I guess the problem I see here is that the satire lies solely in mocking Trump for a lack of respect or dignity when it comes to the office of the President. But when that’s as far as the joke goes, you’re absolving everyone who allowed such attitudes to gain prominence. These jokes don’t reflect anything back at the viewer. They just fall impotently from foam mouths. As Juvenal wrote, “For what matters infamy if the cash be kept?” And as Juvenile wrote, “Drop it like it’s hot. Drop, drop it like it’s hot.”
Continuing our phantasmagoric trek through Let’s Be Real, we see President Joe Biden swear repeatedly during a televised address. I don’t even know what that’s supposed to be in reference to, but the sketch is abruptly cut short before you can give it much thought.
Then — now get this — there is an O.J. Simpson sketch. This takes the form of a star-studded PSA to get vaccinated. But then O.J. appears and jokingly stabs at the camera with a syringe. This sketch doesn’t even have jokes — just allusions to an unsolved double homicide.

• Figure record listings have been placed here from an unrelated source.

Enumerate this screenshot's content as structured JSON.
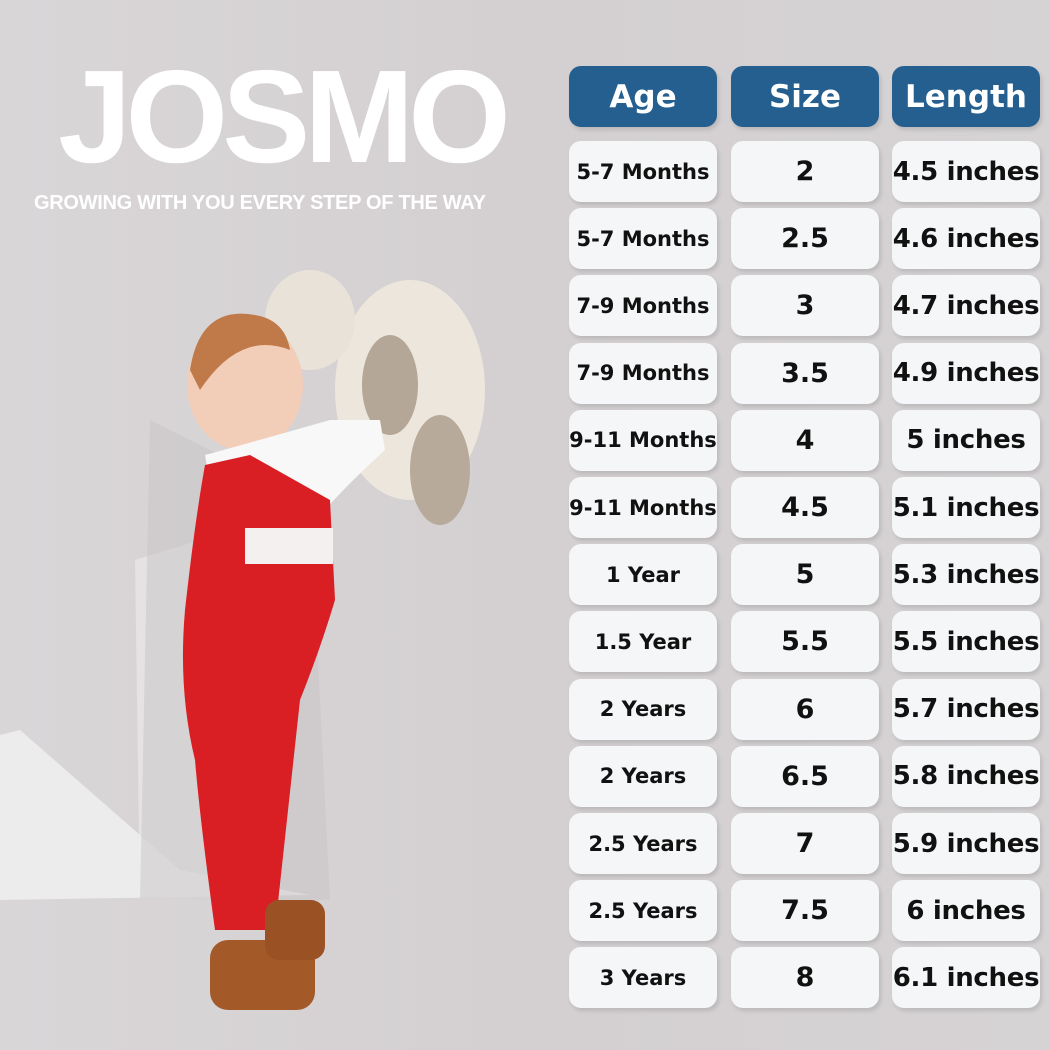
{
  "brand": {
    "logo": "JOSMO",
    "tagline": "GROWING WITH YOU EVERY STEP OF THE WAY"
  },
  "colors": {
    "header": "#245f8f",
    "cell": "#f4f6f7",
    "background": "#d6d3d5"
  },
  "table": {
    "headers": [
      "Age",
      "Size",
      "Length"
    ],
    "rows": [
      [
        "5-7 Months",
        "2",
        "4.5 inches"
      ],
      [
        "5-7 Months",
        "2.5",
        "4.6 inches"
      ],
      [
        "7-9 Months",
        "3",
        "4.7 inches"
      ],
      [
        "7-9 Months",
        "3.5",
        "4.9 inches"
      ],
      [
        "9-11 Months",
        "4",
        "5 inches"
      ],
      [
        "9-11 Months",
        "4.5",
        "5.1 inches"
      ],
      [
        "1 Year",
        "5",
        "5.3 inches"
      ],
      [
        "1.5 Year",
        "5.5",
        "5.5 inches"
      ],
      [
        "2 Years",
        "6",
        "5.7 inches"
      ],
      [
        "2 Years",
        "6.5",
        "5.8 inches"
      ],
      [
        "2.5 Years",
        "7",
        "5.9 inches"
      ],
      [
        "2.5 Years",
        "7.5",
        "6 inches"
      ],
      [
        "3 Years",
        "8",
        "6.1 inches"
      ]
    ]
  }
}
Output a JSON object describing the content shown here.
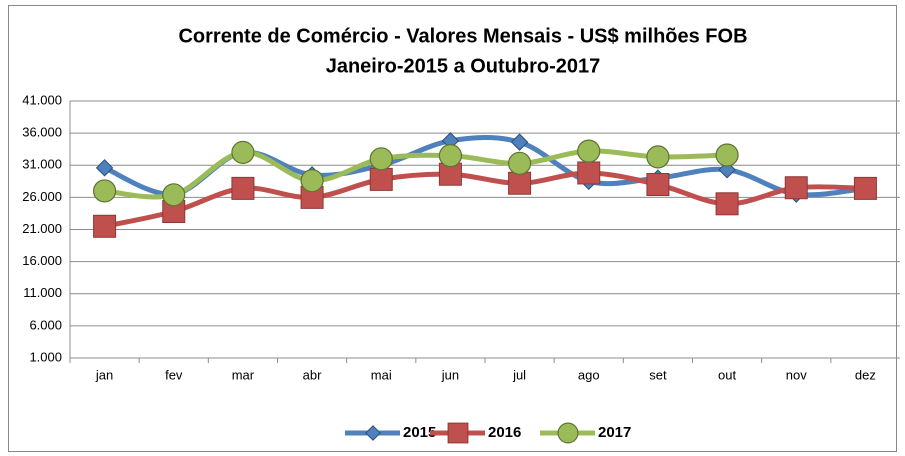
{
  "chart_data": {
    "type": "line",
    "title": "Corrente de Comércio - Valores Mensais -  US$ milhões FOB",
    "subtitle": "Janeiro-2015 a Outubro-2017",
    "categories": [
      "jan",
      "fev",
      "mar",
      "abr",
      "mai",
      "jun",
      "jul",
      "ago",
      "set",
      "out",
      "nov",
      "dez"
    ],
    "series": [
      {
        "name": "2015",
        "color": "#4f81bd",
        "marker": "diamond",
        "values": [
          30.6,
          26.5,
          33.0,
          29.5,
          31.0,
          34.8,
          34.6,
          28.5,
          29.0,
          30.3,
          26.5,
          27.4
        ]
      },
      {
        "name": "2016",
        "color": "#c0504d",
        "marker": "square",
        "values": [
          21.5,
          23.8,
          27.4,
          26.0,
          28.8,
          29.6,
          28.2,
          29.8,
          28.0,
          25.0,
          27.5,
          27.4
        ]
      },
      {
        "name": "2017",
        "color": "#9bbb59",
        "marker": "circle",
        "values": [
          27.0,
          26.4,
          33.0,
          28.6,
          32.0,
          32.5,
          31.3,
          33.2,
          32.3,
          32.6,
          null,
          null
        ]
      }
    ],
    "ylim": [
      1,
      41
    ],
    "yticks": [
      {
        "value": 1,
        "label": "1.000"
      },
      {
        "value": 6,
        "label": "6.000"
      },
      {
        "value": 11,
        "label": "11.000"
      },
      {
        "value": 16,
        "label": "16.000"
      },
      {
        "value": 21,
        "label": "21.000"
      },
      {
        "value": 26,
        "label": "26.000"
      },
      {
        "value": 31,
        "label": "31.000"
      },
      {
        "value": 36,
        "label": "36.000"
      },
      {
        "value": 41,
        "label": "41.000"
      }
    ],
    "grid": true,
    "smooth": true,
    "legend": "bottom"
  }
}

Also, after watching this sketch, I realized that someone, an artist even, had to craft the O.J. puppet. Can you imagine waking up each day knowing that your one job is to manifest something in the image of a wisecracking O.J. Simpson?
So up to this point, I worry that I may have provided plenty of fire, but little light. With that in mind, here’s an example of how you could actually put together a more relevant, even topical O.J. Simpson-vaccine sketch based on my previous critiques.
(Sighs… what the hell am I doing?)
Satire should actually point to some greater absurdity in society. Take for instance widespread hesitancy over vaccinations. Let’s introduce our protagonist: They are proud to livestream their vaccination to all their followers. They have a carefully crafted personal brand. The vaccination is as much a part of their political identity as it is a vital medical decision, if not more so.
As they sit down to roll up their sleeve, who should appear with a needle? O.J. Simpson. He’s volunteering as part of his community service.
Our protagonist begins to show signs of panic, but is forced to bury these lest their many followers assume they are an anti-vaxxer. The panic continues to escalate as O.J. very meticulously prepares to deliver the shot. He struggles to slip on a too-small rubber glove while our protagonist attempts to extricate themself from the situation without losing face in front of their followers.
The ending, of course, is O.J. delivering the shot effortlessly. The tension has been defused in an ironic payoff. Our protagonist looks at their arm in curious relief and then up at O.J. in befuddlement.
Then, after a lengthy beat of silence, a deadpan O.J. compulsively continues to jab the protagonist in the arm over and over. That’s how you write an O.J. vaccination sketch, which is something that actually shouldn’t exist.